Para pengikut Imām Mālik berbeda pendapat dalam masalah ini. Ada yang mengatakan bahwa ia (menutup aurat dengan pakaian suci) merupakan syarat sahnya shalat bila ingat dan mampu. Apabila seseorang mampu menutup aurat dengan pakaian suci dan ingat akan hal tersebut tapi dia shalat dengan aurat terbuka secara sengaja maka shalatnya batal.
Ada pula yang mengatakan: “Menutup aurat hukumnya wajib, tapi ia bukan syarat sahnya shalat, melainkan hanya ditekankan (sangat dianjurkan). Apabila seseorang shalat dengan aurat terbuka secara sengaja maka dia telah berbuat maksiat dan berdosa, hanya saja kewajiban telah gugur darinya.”

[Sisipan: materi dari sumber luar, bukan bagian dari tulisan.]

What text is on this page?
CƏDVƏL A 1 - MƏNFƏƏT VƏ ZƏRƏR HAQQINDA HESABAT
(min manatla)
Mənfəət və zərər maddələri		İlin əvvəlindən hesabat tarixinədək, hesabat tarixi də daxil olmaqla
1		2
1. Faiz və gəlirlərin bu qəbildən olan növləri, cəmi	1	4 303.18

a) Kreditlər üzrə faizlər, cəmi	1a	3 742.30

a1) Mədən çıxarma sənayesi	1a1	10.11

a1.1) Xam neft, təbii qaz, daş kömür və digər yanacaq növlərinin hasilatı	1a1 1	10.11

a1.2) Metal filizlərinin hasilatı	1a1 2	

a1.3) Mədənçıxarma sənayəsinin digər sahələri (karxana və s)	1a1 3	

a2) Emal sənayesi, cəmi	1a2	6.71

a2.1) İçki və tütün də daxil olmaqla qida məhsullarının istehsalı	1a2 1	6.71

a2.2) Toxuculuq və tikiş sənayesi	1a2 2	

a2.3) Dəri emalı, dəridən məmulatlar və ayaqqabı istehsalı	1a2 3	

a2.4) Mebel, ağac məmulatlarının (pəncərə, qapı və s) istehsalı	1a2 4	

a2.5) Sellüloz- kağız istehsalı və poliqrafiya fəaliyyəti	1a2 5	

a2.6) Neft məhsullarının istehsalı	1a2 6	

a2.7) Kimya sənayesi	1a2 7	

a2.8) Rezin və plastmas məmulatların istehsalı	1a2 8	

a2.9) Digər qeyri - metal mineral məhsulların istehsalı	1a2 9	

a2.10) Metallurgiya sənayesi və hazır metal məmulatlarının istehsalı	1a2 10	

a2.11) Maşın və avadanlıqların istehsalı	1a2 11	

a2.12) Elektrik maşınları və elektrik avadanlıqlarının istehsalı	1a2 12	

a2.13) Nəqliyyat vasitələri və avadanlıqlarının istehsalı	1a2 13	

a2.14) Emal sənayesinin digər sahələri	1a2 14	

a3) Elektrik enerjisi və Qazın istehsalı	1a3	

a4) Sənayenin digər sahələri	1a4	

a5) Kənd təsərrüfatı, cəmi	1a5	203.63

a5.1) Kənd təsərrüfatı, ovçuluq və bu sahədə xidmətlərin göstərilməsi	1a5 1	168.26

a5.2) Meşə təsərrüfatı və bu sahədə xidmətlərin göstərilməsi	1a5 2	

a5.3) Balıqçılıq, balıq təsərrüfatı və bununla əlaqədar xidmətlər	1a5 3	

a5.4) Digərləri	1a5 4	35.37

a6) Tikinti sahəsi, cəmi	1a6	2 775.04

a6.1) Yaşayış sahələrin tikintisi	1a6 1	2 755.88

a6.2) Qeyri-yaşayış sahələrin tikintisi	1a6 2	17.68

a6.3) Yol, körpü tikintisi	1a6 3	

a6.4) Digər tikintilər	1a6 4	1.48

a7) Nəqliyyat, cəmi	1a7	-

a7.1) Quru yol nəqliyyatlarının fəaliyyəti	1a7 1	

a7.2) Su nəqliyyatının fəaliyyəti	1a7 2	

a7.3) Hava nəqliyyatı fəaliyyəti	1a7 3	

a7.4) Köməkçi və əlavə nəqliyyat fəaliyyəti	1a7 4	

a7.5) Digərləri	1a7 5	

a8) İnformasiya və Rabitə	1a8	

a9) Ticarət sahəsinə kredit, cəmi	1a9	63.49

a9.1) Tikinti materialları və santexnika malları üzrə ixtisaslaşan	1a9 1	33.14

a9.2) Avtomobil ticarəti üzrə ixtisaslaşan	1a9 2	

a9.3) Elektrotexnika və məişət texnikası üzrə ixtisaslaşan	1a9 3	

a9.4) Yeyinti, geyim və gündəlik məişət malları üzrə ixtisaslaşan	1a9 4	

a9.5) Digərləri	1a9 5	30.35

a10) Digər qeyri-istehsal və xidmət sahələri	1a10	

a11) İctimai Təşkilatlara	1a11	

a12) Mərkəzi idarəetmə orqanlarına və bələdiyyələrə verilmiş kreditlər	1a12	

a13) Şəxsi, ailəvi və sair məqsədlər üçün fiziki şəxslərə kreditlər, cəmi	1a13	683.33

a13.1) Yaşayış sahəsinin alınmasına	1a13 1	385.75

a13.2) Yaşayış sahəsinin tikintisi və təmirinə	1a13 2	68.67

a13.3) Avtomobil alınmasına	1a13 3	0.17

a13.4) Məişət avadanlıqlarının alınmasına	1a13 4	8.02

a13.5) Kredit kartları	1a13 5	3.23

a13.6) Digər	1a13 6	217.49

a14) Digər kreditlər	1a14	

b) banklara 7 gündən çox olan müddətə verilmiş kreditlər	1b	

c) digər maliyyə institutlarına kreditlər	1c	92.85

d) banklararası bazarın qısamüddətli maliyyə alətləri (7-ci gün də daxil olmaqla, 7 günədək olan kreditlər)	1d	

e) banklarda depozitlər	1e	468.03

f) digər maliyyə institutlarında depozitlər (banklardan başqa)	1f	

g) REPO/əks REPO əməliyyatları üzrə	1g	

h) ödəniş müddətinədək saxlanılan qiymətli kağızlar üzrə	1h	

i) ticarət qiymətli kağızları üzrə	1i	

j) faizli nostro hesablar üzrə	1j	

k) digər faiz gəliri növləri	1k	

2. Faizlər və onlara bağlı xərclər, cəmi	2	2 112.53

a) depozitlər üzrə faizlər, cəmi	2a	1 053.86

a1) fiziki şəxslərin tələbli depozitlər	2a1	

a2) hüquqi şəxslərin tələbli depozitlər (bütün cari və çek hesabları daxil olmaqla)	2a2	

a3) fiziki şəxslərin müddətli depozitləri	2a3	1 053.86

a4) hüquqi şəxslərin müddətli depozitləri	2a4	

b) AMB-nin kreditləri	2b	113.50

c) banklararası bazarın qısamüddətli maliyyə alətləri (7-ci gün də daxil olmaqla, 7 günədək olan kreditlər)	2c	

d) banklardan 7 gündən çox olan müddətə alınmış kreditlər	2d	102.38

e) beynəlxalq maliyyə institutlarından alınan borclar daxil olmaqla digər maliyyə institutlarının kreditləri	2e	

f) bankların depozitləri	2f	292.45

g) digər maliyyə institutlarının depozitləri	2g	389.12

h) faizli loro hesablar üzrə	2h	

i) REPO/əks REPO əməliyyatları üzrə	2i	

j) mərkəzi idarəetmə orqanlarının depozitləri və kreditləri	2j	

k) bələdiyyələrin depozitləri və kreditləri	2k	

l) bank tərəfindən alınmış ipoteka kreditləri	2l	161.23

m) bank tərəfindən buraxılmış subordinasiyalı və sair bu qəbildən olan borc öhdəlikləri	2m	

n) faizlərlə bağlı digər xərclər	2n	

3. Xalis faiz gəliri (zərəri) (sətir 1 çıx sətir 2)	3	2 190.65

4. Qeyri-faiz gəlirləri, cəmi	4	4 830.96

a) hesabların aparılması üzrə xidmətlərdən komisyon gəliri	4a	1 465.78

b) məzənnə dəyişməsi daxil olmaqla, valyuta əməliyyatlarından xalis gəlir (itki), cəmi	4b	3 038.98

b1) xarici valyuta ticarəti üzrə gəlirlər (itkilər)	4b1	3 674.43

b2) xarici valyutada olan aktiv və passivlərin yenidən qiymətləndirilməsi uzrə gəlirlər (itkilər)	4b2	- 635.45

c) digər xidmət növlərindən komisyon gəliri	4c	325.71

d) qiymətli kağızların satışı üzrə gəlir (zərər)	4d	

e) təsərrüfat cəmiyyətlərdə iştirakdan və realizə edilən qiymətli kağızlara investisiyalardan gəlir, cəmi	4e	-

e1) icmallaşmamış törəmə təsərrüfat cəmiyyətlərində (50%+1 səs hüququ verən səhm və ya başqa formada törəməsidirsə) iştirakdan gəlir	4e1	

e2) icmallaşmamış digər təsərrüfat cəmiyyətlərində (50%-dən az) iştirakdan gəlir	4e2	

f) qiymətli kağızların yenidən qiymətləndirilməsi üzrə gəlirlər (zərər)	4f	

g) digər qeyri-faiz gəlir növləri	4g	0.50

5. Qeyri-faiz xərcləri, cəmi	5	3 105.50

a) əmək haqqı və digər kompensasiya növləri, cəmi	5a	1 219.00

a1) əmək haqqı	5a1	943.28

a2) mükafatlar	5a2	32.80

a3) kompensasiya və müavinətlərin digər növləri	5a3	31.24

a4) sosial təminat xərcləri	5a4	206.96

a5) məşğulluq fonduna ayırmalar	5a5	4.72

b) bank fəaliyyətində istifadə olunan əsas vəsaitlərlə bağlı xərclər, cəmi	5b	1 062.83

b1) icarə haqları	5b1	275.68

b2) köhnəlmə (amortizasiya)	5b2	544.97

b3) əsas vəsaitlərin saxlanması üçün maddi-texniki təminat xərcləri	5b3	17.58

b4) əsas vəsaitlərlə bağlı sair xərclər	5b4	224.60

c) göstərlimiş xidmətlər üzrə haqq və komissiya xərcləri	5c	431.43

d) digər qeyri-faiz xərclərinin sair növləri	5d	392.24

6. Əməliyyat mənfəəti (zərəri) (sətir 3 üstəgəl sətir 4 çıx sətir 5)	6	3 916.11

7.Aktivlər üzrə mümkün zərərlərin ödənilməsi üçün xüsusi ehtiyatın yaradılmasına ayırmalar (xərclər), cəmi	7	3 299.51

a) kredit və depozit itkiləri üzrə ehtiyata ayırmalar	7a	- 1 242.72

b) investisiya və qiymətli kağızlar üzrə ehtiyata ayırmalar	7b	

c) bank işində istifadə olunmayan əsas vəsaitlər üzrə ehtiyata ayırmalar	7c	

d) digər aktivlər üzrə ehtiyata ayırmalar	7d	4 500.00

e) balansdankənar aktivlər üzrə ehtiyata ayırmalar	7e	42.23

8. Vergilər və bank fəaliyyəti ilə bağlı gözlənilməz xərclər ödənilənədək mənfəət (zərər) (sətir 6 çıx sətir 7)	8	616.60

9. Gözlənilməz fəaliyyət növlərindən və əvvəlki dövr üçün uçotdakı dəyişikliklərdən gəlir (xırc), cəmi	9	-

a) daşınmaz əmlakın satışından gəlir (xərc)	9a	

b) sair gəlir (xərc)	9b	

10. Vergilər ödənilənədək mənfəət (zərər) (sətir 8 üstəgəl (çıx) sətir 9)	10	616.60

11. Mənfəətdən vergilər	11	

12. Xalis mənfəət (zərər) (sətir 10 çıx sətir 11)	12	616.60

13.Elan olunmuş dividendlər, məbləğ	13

Pendapat yang dipilih oleh ‘Abd-ul-Wahhab dalam at-Talqin adalah bahwa shalat tidak sah bila aurat terbuka. (3893).
235. Mereka berbeda pendapat tentang boleh dan sahnya shalat berdasarkan dugaan kuat bahwa waktunya telah masuk.
Abū Ḥanīfah, asy-Syāfi‘ī, dan Aḥmad berkata: “Shalatnya sah.”
Malik berkata: “Shalat tidak sah kecuali jika waktunya telah masuk secara yakin bahwa waktunya benar-benar telah masuk.” (3904).